As stated earlier, the front end of these receivers is wide open and the
front end is exposed to the complete spectrum of transmissions received by
the antenna.
There is nothing inherently wrong with the receiving system you have decided
upon but it will undoubtably overload your receiver with signals and you
will be puzzled as to why the reception seems poorer with more noise pickup
rather than less.
As Richard has stated you need some form of preselection to filter out the
unwanted signals before they get into your radio. Basically this is a
tuneable filter which only allows through a single band of frequencies at a
time. The following site explains the essentials.
http://www.dxing.com/tnotes/tnote07.pdf
You can buy commercial preselectors but they will probably cost as much as
your radio. As they are generally passive devices built from a set of
switched coils and a variable capacitor they last forever and old ones do
come up from time to time at junk sales and the like. It is possible to make
a simple filter to cover just one or two bands that interest you.
By all means, try the external antenna system but be prepared to buy a
'better' receiver with front end band pass filters or a preselector.

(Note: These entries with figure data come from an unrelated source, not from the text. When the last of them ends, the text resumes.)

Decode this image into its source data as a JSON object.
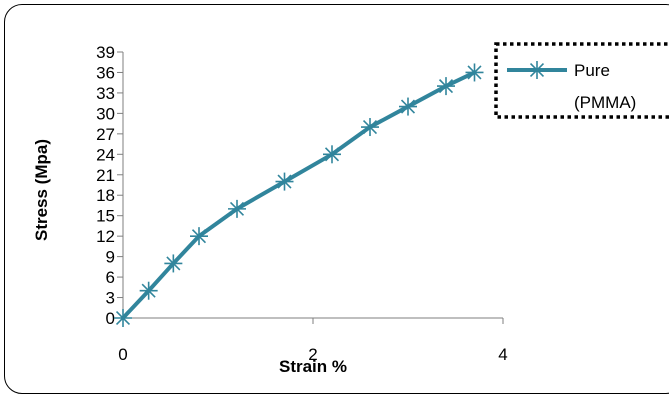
{
  "chart_data": {
    "type": "line",
    "xlabel": "Strain %",
    "ylabel": "Stress (Mpa)",
    "xlim": [
      0,
      4
    ],
    "ylim": [
      0,
      39
    ],
    "xticks": [
      0,
      2,
      4
    ],
    "yticks": [
      0,
      3,
      6,
      9,
      12,
      15,
      18,
      21,
      24,
      27,
      30,
      33,
      36,
      39
    ],
    "grid": false,
    "legend_position": "top-right",
    "series": [
      {
        "name": "Pure (PMMA)",
        "name_lines": [
          "Pure",
          "(PMMA)"
        ],
        "color": "#31859C",
        "marker": "asterisk",
        "x": [
          0,
          0.27,
          0.53,
          0.8,
          1.2,
          1.7,
          2.2,
          2.6,
          3.0,
          3.4,
          3.7
        ],
        "y": [
          0,
          4,
          8,
          12,
          16,
          20,
          24,
          28,
          31,
          34,
          36
        ]
      }
    ]
  }
}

You can have too much of a good thing when it comes to receiving antennas. A
bigger receiving antenna won't bring in signals from further away. If they
are there, the receiver is probably sufficiently sensitive to pick them up
already. What the bigger antenna will do is raise the level of all the
signals it is picking up and feeding into the receiver and that includes
noise, and other unwanted stations. That is why you need additional
filtering to cut down the unwanted signals and allow your receiver a fair
chance of demodulating what you actually want to hear.